Her father waited longer — six years — to play in an NFL regular-season game. It never happened.

As Meyers Taylor lines up to make her third Olympic bobsled team, her dad helps her train. By sitting in the driver seat of black Kia Sportage as his daughter pushes the 3,500-pound SUV down a driveway.

Eddie Meyers set school rushing records at Navy in the early 1980s and was destined for the NFL. Except he first had to serve six years of military service.

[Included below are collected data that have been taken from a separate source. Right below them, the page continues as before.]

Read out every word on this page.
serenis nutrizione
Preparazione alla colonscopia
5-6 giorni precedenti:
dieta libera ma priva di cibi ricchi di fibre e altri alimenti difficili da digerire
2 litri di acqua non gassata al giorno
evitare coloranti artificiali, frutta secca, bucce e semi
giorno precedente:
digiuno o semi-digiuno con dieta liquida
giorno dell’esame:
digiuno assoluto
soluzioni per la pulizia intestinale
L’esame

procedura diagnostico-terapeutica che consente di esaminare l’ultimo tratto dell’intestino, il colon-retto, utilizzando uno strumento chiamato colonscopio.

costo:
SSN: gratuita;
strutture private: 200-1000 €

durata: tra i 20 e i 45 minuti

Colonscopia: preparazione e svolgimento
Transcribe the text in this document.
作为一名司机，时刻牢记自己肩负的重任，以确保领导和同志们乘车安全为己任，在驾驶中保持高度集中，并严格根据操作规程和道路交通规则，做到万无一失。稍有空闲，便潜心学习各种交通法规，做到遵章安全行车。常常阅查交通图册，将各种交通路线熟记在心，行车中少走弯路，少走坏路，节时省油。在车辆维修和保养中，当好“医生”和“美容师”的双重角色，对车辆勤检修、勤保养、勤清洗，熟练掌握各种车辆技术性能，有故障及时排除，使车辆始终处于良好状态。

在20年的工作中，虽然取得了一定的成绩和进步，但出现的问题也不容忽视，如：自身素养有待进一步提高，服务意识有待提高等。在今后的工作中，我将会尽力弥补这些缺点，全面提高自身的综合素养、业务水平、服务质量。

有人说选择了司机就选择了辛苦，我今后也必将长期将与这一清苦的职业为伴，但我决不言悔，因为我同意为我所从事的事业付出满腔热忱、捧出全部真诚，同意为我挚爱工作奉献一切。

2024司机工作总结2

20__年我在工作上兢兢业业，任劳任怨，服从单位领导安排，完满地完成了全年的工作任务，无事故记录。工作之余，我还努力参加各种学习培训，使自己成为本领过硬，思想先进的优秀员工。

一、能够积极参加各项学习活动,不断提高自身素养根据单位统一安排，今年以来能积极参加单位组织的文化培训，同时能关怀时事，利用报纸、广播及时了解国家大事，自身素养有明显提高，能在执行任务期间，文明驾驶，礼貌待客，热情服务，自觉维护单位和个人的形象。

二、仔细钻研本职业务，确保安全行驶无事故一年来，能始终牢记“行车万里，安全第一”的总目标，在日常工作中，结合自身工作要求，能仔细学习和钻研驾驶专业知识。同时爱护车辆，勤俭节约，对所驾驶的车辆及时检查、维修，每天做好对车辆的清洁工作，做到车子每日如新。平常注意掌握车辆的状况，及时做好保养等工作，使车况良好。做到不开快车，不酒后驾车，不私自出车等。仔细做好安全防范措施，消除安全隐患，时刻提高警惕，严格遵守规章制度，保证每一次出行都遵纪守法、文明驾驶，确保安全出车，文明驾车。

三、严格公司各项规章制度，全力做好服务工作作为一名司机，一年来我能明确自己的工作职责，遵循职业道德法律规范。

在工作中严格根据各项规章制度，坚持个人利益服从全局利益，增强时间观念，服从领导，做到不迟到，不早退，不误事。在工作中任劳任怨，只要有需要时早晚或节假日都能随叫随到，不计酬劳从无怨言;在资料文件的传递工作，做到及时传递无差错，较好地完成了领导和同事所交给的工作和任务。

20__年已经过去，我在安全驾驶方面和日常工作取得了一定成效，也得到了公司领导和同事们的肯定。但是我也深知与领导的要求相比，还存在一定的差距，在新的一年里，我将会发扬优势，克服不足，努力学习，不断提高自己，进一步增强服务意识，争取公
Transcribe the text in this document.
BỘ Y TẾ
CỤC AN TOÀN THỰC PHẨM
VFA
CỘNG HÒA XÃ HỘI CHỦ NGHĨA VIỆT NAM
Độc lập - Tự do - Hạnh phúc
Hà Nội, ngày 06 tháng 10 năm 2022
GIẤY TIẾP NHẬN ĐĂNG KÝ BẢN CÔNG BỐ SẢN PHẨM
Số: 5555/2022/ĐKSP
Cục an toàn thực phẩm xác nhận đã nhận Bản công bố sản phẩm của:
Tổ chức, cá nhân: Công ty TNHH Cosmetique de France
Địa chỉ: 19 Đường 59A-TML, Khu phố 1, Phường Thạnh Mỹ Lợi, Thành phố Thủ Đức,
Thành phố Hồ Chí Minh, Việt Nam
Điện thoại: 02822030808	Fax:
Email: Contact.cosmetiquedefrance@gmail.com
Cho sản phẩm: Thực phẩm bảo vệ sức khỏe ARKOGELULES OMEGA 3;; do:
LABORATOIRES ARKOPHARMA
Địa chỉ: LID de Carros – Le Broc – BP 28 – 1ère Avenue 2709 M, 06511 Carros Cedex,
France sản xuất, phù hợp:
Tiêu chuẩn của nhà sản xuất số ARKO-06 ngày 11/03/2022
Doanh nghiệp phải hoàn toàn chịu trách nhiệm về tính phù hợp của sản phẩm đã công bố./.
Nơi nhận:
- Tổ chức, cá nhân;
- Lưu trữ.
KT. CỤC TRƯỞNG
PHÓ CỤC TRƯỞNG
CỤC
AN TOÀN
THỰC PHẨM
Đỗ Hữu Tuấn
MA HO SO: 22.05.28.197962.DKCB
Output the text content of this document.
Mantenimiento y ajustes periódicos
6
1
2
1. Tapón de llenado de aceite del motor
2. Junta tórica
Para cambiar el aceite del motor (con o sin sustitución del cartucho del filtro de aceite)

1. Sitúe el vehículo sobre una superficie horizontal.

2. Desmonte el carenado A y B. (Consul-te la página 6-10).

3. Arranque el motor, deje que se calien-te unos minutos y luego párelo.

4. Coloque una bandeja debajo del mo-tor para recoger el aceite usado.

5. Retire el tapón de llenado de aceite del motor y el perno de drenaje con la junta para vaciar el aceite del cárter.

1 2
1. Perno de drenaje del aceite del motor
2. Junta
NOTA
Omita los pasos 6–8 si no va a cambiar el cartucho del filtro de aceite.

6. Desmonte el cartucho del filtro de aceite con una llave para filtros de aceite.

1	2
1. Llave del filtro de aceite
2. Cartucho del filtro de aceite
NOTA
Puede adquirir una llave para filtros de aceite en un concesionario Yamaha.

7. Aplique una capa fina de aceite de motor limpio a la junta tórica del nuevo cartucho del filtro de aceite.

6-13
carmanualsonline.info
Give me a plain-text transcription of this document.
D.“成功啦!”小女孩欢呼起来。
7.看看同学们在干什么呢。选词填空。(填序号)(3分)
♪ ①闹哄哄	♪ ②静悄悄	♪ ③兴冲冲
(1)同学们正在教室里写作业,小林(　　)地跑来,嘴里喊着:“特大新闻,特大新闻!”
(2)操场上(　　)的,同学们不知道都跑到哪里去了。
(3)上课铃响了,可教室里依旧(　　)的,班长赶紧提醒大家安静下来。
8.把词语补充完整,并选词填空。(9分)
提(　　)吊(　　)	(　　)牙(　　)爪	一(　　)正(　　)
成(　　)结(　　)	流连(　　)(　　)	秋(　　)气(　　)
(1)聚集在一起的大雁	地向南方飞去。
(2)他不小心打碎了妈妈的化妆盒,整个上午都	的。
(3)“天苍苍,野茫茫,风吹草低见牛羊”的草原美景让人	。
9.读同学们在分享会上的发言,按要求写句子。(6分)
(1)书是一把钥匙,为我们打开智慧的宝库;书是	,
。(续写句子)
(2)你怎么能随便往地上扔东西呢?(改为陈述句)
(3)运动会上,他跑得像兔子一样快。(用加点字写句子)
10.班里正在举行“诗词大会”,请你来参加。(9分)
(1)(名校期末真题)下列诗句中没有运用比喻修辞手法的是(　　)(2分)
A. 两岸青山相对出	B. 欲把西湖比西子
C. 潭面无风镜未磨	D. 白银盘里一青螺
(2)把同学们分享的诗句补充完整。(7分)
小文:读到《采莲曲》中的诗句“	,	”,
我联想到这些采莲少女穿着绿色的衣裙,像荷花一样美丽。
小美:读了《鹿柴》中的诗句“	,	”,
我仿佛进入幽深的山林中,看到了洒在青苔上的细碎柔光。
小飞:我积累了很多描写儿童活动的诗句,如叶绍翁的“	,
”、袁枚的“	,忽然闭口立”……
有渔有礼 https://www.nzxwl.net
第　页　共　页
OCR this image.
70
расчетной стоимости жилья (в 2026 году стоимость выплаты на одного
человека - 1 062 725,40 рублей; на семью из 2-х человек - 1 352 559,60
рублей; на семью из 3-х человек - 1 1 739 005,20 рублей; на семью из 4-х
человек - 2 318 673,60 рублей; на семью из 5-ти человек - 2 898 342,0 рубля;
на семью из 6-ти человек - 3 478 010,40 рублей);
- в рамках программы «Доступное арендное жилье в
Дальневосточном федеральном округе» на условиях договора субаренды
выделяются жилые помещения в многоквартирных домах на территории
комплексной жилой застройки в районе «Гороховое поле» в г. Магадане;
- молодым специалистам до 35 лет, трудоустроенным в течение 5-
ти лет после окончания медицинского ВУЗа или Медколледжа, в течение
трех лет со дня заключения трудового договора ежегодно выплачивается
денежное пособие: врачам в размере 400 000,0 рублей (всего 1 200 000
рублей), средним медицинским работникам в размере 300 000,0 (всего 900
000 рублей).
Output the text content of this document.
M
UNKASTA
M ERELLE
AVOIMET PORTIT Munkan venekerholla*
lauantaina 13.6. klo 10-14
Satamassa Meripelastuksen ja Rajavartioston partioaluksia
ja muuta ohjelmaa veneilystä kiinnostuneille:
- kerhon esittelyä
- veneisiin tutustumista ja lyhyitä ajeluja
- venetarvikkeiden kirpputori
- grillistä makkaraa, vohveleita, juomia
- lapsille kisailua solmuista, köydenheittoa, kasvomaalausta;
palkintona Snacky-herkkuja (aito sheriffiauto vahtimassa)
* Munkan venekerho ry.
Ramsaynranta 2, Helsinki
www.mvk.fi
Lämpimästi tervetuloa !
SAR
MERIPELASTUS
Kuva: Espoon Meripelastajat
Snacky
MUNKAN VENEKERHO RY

For six straight summers from 1982-87, Meyers used his Marine leave to join the Atlanta Falcons training camp.

“I’m a hell of a lot hungrier now than I was when I finished at the Academy in 1982,” Meyers said in 1986, according to the Los Angeles Times. “I’ve been waiting a long time. It’s been driving me crazy for five years.”

He played exhibition games — 23 carries, 108 yards, one touchdown in total, according to the Atlanta Journal-Constitution — but never in the regular season. Dreams deferred. Duty called.

“I wrote up several different types of appeals,” Meyers, who became a regional president of PNC Bank in Atlanta, told NBC News. “The Marine Corps just would not allow it.”

Once the six years were up, Meyers suffered a toe injury in the 1987 preseason and was later released.

“I know it’s a sore subject for him, so he doesn’t bring it up very often,” Meyers Taylor said.

In 2006, the Meyers were watching the Torino Winter Games when Elana’s mother suggested she try bobsled.

At the time, Elana was a college softball player with Olympic aspirations. She wouldn’t make the team for 2008, which would be softball’s last time on the Olympic program (until 2020, we learned last year).

But she had the short, explosive build like her father. Perfect for pushing Kia Sportages. Or bobsleds. Her dad enlisted one of his former teammates, Billy “White Shoes” Johnson, to be her fitness coach.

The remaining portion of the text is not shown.